Three stations were located along the 2 km long route. The first station was located near the front of the park adjacent to Penguin Encounter. It was known as the main monorail station. After taking a scenic journey alongside the Gold Coast Broadwater the monorail passed several Sea World attractions including the Dolphin Nursery, Fish Detectives arena, shopping plaza, Ray Reef and Polar Bear Shores.

The monorail then arrived at its next station known as the mid monorail station, located roughly in the centre of the park. This station was situated between Shark Bay and the Sea World Theatre. From the mid monorail station, the track then travelled between the Sea World Resort's 1.6 ha water park (also available as an upcharge for Sea World guests) and Castaway Bay before arriving at the Sea World Resort and Water Park monorail station.

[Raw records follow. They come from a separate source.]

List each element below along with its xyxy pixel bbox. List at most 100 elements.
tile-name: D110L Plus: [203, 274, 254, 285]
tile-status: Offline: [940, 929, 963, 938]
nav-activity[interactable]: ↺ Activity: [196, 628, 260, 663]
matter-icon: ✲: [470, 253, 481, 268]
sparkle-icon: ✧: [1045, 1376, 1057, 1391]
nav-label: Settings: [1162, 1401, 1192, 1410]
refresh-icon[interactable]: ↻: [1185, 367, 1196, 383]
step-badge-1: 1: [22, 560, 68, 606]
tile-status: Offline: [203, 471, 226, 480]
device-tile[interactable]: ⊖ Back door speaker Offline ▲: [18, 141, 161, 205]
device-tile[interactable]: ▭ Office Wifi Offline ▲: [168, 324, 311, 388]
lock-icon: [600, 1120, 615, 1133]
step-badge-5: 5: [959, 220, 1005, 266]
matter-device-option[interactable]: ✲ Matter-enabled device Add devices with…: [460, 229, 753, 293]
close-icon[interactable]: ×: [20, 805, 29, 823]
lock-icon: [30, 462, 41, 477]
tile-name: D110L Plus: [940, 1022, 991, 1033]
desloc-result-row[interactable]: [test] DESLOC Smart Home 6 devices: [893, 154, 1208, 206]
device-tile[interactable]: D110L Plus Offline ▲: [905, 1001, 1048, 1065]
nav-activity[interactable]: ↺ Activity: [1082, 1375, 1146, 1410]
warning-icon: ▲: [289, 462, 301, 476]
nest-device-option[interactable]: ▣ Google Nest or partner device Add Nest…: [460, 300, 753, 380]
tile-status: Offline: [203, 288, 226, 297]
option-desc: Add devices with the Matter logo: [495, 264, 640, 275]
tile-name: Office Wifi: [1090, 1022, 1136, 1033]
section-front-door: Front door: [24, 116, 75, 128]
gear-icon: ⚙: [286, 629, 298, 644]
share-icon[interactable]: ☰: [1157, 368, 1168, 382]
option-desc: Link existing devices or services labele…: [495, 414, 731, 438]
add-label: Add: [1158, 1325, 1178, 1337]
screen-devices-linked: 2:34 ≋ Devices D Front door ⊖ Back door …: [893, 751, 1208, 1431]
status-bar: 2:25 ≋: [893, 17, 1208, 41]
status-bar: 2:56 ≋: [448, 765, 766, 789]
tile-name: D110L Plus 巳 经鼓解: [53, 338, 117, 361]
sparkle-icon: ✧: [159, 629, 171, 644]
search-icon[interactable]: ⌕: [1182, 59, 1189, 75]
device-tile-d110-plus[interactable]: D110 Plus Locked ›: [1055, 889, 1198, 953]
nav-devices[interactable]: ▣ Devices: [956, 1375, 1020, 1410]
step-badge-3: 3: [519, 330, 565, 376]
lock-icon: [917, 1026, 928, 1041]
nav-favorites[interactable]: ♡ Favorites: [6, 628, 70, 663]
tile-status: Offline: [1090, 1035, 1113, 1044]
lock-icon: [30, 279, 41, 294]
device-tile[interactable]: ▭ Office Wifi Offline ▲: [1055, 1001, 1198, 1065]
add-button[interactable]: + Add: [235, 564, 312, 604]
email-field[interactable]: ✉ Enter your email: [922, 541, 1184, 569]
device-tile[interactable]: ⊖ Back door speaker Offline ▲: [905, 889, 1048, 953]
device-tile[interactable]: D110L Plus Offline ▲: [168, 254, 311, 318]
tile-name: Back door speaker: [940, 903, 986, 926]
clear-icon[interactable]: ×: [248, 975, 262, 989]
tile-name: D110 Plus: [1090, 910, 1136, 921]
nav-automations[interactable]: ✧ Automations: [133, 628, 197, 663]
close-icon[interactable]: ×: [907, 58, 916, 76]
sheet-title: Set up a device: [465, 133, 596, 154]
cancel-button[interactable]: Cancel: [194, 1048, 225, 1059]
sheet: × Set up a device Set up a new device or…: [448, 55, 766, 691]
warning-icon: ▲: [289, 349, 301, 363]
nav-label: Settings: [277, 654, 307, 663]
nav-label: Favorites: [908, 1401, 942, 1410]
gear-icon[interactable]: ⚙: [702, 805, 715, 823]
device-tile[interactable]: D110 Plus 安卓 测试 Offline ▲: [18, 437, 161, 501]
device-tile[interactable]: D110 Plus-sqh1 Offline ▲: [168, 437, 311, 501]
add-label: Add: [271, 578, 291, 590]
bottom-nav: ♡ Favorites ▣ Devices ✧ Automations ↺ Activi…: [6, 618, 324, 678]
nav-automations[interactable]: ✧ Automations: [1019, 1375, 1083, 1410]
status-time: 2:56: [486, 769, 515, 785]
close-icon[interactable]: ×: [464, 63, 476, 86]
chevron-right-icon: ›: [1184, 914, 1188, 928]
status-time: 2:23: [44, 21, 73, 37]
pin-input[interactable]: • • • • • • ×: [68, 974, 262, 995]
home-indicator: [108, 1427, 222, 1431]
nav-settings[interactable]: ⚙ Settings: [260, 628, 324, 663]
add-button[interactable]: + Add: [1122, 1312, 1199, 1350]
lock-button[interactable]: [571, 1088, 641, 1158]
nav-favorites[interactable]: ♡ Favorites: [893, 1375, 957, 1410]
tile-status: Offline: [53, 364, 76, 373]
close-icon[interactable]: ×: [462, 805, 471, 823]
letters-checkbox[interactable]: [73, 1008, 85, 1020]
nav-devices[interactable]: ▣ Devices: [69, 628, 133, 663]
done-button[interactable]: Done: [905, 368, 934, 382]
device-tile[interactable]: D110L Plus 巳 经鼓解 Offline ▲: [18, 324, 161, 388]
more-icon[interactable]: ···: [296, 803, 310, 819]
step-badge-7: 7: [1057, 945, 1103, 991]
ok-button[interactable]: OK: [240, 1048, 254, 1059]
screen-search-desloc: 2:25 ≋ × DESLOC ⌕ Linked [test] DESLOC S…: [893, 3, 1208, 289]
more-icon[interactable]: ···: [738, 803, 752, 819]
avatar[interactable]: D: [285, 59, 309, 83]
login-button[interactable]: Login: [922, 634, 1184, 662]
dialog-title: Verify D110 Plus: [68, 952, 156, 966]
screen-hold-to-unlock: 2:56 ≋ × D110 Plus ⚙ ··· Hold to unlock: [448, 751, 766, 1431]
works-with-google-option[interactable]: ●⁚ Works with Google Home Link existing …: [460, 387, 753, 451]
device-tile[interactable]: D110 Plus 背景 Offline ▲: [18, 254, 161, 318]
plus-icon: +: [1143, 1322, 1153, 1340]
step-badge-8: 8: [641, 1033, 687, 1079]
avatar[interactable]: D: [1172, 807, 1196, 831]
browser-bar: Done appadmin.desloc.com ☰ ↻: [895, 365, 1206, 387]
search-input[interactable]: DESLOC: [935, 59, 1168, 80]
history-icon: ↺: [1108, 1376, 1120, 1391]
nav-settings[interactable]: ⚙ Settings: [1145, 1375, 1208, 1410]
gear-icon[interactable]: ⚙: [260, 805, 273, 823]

The final leg of the monorail circuit was the longest. It began by travelling alongside the Imagine Dolphin Show arena and Dolphin Cove pools before passing over Jet Rescue and through the Sea Viper. The track then ran alongside the main lagoon where Pirates Unleashed is held before making a small circuit around the Sea World carpark and returning to the main monorail station. All stations were located several metres above ground level and could be accessed via ramps or staircases.

Three trains, each with nine cars, were operated. Each of the trains could hold 96 passengers. The last car on each train was modified to accommodate wheelchairs and strollers. A section of transfer track was located above Sea World Resort's Water Park and Castaway Bay. This transfer track allowed trains to be removed from the main circuit and stored in a maintenance bay located directly under the mid monorail station.

It was rare for all three trains to operate on the same day. This only occurred occasionally in the peak summer season. One of the monorail trains previously operated at World Expo 88 in Brisbane in 1988 and was relocated to Sea World in 1989.